“See here, old boy,” said the father, dropping the old ship’s cutlass with which he had begun to cut the corn-stalks, “you’re doin’ all your work a month ahead this fall. What are you goin’ to do with all your time when there’s no more work to be done?”

“I can’t say, I’m sure,” said Phil, piling an armful of stalks against a stack with more than ordinary care.

“Can’t, eh? Then I’ll have to, I s’pose, seein’ I’m your father. I guess I’ll have to send you down to New York for a month, to look aroun’ an’ see somethin’ of the world.”

Phil turned so quickly that he ruined all his elaborate work of the moment before, almost burying his father under the toppling stack.

“That went to the spot, didn’t it?” said the old man. “I mean the proposition,—not the fodder,” he continued, as he extricated himself from the mass of corn-stalks.

“It’s exactly what I’ve been wanting to do,” said Phil, “but——”
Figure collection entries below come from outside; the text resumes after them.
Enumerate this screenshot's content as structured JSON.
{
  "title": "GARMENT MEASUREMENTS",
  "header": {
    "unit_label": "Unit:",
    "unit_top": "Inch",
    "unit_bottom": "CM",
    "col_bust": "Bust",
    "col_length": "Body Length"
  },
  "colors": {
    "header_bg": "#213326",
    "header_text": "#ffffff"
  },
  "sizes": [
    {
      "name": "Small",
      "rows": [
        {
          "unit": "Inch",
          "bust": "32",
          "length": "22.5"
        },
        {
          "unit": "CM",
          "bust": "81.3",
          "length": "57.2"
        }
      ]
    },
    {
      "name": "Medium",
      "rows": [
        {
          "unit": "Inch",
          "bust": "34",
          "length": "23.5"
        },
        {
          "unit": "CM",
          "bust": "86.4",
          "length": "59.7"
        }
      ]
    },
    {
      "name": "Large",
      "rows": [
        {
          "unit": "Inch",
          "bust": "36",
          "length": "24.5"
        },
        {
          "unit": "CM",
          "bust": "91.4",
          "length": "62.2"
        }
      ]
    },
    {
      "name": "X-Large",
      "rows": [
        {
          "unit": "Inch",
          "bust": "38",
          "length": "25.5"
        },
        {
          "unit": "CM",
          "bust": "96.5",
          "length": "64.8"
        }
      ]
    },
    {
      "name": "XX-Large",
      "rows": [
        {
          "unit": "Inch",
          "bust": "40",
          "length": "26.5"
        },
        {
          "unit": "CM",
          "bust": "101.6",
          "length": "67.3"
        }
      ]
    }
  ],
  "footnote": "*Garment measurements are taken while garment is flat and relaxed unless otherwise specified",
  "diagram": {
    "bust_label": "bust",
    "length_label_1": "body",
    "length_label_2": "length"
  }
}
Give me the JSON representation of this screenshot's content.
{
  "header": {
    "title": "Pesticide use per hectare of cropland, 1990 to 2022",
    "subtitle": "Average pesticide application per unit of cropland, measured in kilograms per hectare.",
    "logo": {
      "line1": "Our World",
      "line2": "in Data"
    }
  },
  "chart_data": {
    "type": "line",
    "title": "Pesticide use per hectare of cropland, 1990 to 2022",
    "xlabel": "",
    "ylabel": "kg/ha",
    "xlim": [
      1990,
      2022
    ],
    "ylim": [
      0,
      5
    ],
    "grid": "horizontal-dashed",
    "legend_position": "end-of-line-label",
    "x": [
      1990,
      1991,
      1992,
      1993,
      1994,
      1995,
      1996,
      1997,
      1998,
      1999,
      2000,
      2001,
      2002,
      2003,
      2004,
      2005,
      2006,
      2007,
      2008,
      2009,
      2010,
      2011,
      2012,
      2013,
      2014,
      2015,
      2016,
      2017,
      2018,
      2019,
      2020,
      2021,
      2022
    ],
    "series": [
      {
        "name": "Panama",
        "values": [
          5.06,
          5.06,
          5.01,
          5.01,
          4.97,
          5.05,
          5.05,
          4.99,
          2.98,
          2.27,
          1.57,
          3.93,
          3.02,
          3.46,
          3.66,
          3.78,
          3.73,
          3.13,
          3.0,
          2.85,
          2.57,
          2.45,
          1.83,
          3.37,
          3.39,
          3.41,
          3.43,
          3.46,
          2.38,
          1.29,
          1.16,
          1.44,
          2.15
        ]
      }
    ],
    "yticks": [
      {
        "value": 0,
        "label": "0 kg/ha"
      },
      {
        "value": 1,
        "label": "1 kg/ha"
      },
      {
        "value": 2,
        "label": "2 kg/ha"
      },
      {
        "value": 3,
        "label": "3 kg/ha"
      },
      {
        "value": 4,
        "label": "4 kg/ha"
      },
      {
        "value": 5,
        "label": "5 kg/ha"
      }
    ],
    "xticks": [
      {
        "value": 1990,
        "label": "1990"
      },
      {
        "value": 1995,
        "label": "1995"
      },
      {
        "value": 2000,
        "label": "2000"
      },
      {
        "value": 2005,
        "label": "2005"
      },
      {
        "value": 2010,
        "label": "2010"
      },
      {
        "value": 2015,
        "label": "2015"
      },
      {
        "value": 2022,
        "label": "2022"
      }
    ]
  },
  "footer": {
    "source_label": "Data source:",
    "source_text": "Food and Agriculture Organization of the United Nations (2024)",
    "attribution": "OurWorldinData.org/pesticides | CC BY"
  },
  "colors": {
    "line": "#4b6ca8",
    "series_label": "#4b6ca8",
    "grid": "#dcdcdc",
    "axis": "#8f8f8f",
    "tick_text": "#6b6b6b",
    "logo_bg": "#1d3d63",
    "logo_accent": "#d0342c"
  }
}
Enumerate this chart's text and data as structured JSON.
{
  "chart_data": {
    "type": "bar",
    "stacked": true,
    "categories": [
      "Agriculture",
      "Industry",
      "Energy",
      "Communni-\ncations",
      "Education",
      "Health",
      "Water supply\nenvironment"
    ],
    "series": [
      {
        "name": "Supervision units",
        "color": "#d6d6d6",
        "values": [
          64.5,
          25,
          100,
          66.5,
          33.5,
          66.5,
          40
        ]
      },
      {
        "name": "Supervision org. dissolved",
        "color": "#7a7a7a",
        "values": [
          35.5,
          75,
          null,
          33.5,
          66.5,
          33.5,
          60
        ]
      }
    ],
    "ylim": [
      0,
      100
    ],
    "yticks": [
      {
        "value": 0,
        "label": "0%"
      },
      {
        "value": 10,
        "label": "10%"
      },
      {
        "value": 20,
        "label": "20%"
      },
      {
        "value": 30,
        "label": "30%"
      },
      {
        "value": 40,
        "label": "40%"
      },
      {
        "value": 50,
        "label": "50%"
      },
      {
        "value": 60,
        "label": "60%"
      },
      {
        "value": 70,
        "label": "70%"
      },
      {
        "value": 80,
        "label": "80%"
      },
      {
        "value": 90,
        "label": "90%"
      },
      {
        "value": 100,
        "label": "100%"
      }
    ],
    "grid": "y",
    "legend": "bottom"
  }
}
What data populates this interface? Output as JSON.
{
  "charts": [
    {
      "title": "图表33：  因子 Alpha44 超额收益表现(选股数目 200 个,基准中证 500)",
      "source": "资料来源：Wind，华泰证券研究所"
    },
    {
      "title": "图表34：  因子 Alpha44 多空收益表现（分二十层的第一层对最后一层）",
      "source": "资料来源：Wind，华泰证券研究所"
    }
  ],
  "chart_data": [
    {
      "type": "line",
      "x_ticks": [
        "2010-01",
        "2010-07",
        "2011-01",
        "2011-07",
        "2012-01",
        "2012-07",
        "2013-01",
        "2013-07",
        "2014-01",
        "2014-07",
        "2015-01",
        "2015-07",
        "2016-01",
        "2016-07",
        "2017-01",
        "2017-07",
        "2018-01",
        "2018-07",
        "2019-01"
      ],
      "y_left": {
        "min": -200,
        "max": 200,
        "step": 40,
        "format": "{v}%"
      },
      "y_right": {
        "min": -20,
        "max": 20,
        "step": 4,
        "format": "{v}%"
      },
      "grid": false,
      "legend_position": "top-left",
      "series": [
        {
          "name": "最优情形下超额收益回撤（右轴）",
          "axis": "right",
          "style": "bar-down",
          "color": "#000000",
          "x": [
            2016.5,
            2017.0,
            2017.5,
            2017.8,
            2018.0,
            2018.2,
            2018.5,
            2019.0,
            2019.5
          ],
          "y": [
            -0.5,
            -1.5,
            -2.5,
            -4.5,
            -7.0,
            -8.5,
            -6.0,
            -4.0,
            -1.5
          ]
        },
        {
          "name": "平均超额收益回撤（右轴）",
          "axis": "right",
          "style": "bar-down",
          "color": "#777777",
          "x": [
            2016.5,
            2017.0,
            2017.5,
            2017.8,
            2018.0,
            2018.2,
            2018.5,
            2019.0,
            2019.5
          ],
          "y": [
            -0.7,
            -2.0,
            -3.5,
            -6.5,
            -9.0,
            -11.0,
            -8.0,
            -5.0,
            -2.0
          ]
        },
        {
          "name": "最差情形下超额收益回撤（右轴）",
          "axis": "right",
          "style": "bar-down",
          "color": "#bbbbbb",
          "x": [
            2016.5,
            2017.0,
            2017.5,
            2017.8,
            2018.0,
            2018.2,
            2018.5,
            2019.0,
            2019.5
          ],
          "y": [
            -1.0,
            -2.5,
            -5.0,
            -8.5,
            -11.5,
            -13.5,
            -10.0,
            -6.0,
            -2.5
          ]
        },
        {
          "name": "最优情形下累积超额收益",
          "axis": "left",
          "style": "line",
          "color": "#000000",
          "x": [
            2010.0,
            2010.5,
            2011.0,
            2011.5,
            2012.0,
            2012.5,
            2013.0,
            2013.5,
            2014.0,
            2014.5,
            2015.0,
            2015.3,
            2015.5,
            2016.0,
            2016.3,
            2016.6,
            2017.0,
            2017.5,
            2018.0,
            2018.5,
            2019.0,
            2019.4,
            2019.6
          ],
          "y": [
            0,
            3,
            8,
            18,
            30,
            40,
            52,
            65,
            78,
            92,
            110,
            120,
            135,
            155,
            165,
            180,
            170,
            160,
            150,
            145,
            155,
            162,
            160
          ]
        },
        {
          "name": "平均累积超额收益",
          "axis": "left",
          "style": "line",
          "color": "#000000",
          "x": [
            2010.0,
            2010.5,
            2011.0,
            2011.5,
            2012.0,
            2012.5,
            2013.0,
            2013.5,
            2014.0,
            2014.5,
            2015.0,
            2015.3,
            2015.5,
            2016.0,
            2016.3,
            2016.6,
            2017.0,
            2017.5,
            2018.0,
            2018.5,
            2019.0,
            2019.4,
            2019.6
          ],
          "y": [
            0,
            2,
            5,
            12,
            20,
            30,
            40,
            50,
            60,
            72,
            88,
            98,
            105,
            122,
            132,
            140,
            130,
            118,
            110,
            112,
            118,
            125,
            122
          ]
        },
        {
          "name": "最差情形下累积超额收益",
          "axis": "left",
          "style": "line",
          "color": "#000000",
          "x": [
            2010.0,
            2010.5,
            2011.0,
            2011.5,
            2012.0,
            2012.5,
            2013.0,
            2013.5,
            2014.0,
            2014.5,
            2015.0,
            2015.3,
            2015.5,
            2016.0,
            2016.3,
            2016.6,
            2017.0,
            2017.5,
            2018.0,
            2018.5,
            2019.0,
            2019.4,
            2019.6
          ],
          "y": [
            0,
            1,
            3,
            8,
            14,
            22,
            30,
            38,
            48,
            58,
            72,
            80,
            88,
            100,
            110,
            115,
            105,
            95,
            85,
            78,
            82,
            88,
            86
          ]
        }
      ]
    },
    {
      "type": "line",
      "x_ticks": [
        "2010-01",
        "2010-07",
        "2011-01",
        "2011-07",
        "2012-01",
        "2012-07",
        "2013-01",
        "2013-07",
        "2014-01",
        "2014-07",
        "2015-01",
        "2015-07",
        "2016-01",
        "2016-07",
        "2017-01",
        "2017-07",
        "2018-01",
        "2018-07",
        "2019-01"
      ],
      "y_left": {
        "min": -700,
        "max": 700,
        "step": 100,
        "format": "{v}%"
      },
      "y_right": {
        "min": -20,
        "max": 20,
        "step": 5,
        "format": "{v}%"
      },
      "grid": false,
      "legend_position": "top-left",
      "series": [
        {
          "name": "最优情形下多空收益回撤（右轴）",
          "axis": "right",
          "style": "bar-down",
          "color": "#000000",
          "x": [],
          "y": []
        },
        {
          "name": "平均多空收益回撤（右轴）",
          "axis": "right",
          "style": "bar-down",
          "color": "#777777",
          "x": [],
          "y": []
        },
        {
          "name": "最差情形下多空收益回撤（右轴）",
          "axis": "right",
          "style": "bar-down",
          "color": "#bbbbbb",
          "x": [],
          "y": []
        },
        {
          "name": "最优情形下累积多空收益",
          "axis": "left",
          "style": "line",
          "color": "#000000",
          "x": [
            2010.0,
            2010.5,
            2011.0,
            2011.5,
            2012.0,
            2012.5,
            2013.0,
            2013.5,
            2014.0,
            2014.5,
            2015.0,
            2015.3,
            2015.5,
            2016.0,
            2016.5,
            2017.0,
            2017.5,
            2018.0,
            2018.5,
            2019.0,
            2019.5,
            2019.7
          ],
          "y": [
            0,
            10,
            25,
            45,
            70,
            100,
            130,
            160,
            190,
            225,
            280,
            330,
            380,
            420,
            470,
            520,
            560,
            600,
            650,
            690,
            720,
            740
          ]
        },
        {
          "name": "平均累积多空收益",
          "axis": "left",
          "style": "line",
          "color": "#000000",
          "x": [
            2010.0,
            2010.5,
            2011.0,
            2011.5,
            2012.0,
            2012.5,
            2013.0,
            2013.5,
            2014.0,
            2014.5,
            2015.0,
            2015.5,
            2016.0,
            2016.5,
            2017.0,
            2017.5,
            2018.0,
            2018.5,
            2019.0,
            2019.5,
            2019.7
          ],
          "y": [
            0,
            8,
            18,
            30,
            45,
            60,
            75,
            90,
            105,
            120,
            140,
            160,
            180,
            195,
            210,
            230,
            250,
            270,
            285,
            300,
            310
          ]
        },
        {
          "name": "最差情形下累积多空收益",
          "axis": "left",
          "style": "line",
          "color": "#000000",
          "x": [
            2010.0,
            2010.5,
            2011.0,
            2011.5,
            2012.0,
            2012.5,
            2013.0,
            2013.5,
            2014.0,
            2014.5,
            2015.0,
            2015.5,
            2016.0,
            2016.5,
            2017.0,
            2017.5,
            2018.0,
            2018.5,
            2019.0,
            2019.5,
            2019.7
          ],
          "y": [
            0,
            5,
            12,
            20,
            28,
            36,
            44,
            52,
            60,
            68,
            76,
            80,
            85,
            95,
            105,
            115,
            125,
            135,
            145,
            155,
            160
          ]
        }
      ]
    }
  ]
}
“But you didn’t like to say so, eh? Well, ’twasn’t necessary to mention it; as I told you t’other day, I can see through the back of your head any time, old boy.”

“ ‘Twouldn’t cost much money,” said Phil. “I could go down on Sol Mantring’s sloop for nothing, some time when he’s short-handed.”

“Guess I can afford to pay my oldest son’s travellin’ expenses when I send him out to see the world. You’ll go down to York by railroad, an’ in the best car, too, if there’s any difference.”

“I won’t have to buy clothes, anyhow,” said the younger man.